Christmas Tree Safety
With Thanksgiving now behind us, many of us have begun the annual tradition of putting up Christmas trees in our homes. While these trees are a stunning addition to our holiday decorations, they can cause home fires if left untended. To avoid disaster, remember the following tips from the National Fire Protection Association:
- Choose a tree with fresh needles, as dry trees are more likely to catch fire.
- Place your tree away from sources of heat that could start a fire, such as candles or space heaters.
- Buy string lights approved for indoor use.
- Check old string lights for frayed wires and broken bulbs. Replace lights accordingly.
- Turn off the string lights when leaving home or going to bed.
- Water your tree every day to keep it fresh. Discard the tree once it has dried out.
- And make sure your cat doesn’t chew on any wires!
Christmas Tree Statistics
- Between 2011 and 2015, U.S. fire departments responded to an average of 200 home fires per year that started with Christmas trees.

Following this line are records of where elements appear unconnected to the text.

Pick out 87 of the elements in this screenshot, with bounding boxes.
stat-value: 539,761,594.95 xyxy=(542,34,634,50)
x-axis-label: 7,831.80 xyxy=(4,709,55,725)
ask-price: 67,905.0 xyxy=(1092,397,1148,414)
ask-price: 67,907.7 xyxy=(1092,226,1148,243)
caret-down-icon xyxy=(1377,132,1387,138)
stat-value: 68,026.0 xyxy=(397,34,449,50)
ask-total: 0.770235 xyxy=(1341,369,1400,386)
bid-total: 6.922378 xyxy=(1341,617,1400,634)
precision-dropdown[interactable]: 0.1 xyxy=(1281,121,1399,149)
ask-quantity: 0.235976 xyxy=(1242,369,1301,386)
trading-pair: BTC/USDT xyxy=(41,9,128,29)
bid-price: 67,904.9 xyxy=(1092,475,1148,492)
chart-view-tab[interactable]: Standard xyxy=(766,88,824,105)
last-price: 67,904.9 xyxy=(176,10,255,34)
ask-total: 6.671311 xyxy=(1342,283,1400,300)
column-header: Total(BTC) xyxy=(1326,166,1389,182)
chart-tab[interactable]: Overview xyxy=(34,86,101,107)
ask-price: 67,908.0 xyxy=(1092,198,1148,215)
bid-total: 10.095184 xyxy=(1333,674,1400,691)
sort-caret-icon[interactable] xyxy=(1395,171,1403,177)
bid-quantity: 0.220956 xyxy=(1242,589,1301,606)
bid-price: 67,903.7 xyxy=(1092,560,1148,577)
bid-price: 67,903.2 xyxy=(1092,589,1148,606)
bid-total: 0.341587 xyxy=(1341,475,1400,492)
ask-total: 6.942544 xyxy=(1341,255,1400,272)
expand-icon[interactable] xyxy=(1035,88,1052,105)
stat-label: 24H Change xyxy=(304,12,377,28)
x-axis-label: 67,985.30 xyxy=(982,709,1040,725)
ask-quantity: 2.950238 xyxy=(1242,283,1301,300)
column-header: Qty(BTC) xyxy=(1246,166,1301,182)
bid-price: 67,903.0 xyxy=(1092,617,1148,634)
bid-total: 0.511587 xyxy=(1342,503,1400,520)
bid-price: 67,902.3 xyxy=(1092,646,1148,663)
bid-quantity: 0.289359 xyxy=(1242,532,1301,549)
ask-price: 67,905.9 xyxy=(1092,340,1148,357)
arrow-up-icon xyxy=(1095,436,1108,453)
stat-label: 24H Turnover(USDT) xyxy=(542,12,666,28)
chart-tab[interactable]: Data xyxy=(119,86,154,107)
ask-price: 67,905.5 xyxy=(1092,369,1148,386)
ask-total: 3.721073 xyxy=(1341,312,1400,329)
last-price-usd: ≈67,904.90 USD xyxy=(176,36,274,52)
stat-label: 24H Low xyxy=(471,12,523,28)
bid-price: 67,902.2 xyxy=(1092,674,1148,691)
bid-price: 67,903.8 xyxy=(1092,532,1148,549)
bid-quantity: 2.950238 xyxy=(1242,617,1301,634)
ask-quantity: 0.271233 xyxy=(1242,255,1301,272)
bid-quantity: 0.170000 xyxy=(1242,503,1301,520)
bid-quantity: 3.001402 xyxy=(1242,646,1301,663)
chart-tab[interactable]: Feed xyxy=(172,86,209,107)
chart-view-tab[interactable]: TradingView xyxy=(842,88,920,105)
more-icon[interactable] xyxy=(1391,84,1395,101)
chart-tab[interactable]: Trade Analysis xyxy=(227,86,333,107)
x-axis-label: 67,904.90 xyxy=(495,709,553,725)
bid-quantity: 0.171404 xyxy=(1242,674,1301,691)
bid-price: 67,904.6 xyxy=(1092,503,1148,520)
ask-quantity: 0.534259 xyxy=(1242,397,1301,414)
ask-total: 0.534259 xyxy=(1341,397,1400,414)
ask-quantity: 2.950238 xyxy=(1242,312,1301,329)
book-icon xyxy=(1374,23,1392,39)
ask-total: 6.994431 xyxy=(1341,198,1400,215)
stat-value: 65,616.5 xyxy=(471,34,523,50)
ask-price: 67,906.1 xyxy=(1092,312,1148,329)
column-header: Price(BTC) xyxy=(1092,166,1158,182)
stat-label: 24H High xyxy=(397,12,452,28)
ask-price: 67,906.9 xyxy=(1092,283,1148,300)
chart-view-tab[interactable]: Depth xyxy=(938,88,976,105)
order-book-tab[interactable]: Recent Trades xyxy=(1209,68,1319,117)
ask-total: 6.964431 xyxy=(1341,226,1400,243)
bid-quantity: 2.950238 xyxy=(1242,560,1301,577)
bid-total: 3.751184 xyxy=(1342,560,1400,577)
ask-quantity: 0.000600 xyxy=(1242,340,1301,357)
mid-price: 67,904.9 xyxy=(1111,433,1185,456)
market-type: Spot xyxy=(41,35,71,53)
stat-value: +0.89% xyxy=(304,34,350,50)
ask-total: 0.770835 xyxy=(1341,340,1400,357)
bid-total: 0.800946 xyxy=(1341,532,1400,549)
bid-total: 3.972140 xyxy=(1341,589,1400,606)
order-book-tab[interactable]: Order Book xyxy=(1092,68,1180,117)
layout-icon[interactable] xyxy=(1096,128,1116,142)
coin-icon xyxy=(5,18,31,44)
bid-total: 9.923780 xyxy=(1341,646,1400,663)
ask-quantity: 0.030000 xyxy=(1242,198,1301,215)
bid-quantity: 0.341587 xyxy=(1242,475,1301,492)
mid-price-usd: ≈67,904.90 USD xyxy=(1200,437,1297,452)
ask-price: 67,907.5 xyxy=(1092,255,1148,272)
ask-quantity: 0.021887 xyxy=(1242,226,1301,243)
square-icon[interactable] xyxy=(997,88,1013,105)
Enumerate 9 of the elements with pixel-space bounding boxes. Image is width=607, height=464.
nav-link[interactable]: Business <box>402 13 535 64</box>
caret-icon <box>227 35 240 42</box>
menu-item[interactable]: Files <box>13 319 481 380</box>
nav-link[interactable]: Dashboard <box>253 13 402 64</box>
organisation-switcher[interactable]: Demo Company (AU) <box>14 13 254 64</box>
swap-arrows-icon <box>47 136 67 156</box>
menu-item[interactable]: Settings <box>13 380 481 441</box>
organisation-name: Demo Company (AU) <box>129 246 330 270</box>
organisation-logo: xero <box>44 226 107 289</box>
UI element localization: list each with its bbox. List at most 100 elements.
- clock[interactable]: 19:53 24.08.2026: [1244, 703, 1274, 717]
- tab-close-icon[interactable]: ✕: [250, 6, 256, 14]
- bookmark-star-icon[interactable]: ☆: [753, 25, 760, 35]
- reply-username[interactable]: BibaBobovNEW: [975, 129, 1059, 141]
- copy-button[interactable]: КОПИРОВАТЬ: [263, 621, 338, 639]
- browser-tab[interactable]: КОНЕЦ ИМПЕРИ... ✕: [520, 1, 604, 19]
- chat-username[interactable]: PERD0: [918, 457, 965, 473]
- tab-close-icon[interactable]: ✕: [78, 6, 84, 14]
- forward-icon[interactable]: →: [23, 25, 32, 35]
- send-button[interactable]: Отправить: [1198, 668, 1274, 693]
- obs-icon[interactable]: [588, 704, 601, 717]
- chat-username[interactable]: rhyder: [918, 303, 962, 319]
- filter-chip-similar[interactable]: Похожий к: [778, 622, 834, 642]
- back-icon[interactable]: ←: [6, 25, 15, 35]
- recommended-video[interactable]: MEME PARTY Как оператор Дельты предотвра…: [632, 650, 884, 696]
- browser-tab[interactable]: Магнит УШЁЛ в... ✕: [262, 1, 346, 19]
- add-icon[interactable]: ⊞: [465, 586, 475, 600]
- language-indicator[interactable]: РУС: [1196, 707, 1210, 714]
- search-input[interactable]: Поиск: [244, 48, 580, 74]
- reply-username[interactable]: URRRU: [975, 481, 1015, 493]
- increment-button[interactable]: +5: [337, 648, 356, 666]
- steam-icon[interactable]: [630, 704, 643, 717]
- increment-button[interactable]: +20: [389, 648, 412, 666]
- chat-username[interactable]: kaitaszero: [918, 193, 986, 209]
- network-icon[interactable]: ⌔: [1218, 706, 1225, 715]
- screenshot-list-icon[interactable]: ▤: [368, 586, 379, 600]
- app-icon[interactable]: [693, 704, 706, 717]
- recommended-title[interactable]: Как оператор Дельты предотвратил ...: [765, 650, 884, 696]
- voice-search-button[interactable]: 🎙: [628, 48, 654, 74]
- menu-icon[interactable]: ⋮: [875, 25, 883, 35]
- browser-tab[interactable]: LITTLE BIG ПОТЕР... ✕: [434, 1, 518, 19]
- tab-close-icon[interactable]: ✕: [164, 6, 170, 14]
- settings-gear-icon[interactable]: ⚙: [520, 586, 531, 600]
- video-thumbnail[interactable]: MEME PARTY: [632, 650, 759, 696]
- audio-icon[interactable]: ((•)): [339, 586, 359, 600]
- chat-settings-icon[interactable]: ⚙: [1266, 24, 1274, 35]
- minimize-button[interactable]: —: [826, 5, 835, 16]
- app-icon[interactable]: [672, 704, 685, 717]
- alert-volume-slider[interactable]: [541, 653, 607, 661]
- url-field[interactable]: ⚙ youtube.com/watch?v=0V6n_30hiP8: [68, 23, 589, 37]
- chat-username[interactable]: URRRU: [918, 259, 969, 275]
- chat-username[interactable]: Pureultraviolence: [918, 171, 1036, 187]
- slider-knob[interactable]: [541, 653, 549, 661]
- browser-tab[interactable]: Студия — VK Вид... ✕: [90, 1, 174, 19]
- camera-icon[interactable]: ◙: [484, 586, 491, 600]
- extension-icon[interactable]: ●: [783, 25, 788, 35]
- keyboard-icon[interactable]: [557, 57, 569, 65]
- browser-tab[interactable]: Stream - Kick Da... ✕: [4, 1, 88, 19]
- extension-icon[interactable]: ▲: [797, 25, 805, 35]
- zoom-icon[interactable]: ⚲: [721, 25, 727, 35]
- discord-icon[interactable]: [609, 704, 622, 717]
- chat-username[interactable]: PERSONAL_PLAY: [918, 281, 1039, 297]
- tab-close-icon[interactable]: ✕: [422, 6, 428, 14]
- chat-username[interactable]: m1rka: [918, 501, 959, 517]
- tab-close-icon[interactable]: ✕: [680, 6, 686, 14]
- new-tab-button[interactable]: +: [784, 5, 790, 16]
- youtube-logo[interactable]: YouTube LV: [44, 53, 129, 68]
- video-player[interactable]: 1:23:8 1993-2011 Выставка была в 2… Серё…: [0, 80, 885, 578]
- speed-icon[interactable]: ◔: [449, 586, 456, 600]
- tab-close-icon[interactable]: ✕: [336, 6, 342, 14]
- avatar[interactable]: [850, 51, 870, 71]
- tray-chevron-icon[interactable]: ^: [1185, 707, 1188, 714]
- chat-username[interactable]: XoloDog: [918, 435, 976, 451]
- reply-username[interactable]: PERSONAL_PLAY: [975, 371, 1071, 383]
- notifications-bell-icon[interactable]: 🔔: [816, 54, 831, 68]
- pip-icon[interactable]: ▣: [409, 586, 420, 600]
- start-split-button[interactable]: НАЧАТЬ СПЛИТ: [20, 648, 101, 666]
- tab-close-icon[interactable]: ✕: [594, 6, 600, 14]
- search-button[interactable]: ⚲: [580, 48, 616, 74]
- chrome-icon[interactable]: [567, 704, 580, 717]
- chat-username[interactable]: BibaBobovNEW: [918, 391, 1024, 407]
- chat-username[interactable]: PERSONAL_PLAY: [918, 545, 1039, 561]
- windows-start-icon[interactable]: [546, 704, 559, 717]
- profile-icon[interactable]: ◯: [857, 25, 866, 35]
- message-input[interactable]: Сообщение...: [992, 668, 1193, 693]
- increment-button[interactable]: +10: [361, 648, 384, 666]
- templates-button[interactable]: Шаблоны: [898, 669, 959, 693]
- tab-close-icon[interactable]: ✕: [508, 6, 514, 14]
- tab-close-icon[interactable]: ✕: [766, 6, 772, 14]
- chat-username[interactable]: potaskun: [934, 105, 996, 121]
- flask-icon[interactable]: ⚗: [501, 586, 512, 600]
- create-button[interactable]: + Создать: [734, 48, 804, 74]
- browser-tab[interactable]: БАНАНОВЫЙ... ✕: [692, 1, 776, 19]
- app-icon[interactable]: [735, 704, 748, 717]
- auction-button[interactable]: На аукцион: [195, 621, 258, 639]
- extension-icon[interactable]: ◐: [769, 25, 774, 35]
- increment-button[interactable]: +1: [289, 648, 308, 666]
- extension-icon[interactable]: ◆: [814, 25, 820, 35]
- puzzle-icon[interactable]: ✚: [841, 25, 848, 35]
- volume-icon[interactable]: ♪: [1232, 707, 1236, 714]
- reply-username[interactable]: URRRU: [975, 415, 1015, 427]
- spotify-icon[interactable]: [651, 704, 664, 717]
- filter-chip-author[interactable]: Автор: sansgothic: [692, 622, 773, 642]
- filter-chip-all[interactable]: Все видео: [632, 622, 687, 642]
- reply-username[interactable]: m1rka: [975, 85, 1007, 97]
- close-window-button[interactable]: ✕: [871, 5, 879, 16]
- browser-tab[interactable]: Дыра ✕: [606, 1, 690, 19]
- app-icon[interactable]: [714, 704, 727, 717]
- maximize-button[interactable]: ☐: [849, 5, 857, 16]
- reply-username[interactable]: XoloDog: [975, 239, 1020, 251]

These fires caused an average of six deaths, 16 injuries, and $14.8 million in direct property damage annually.
- On average, one of every 32 reported home Christmas tree fires resulted in a death, compared to an average of one death per 143 total reported home fires.
- Problems with electrical distribution or lighting equipment were involved in two of every five (40%) home Christmas tree fires.
- About one quarter (24%) of home Christmas tree fires were caused by heat sources intentionally lit or turned on.
- Forty-two percent of reported home Christmas tree fires occurred in December, and 37 percent were reported in January.
- More than one third (37%) of home Christmas tree fires started in a living room, family room, or den.